Saturday, June 14, 2008

People

When I spoke this afternoon, in the morning first, with new people, tired and sweating, smoking a cigarette and drinking a cup of coffee. Being jolly and laughing. Making people laugh. And then later in the day, more talking more people more more more.

Things were very good. Many good things came from these new people. New dialogues, new topics, new laughs and looks. New books and films. Older people, different jobs. The stories. New stories.

And I also feel like I might always be on the verge of a mental breakdown. Like the walls can just crumble at any point. And I don't know what would happen. If some white cloud would just melt over my brain and soak me in some mist, some confusion, some trip, beyond 'me'.
Or would it be a great lightness, a splendid feathery touch.
What would become of me.
Where would I go, see, try?

I'm thinking of my brain as this sort of complex structure, with walls and pathways and whatever. And then all the barriers break down. And you're left with the infinite.
To maneuver within this space of emptiness, but in complete chaos. Of desire, loneliness, temptation, passion, total and burning fear.
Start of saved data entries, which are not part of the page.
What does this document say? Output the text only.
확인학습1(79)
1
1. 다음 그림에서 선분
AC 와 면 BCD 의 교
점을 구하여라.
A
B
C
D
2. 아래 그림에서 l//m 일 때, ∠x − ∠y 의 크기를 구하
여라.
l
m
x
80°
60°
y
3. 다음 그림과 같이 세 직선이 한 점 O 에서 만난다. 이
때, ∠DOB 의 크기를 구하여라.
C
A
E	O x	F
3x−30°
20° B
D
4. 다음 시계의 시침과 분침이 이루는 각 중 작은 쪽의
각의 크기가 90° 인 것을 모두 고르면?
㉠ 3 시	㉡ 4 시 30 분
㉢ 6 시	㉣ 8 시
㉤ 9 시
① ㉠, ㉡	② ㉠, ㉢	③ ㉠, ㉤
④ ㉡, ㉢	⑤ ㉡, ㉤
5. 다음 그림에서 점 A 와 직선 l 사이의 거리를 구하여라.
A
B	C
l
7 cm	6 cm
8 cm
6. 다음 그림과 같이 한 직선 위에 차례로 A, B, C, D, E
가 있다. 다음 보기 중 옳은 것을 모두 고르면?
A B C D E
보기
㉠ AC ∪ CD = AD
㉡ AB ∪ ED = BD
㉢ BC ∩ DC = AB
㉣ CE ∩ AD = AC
Most of life is a barrage of emotions, symptoms, thoughts, whatever - but they work within these walls. The chaos when there are no barriers...How we create them, reinforce them. It's a process. And being on the Verge - this is where you begin to understand. When you stand at the edge and look over. And then you know. Where you are. And what you can destroy, where you can walk. This is where thinking happens. Where you actually get somewhere. On the edge.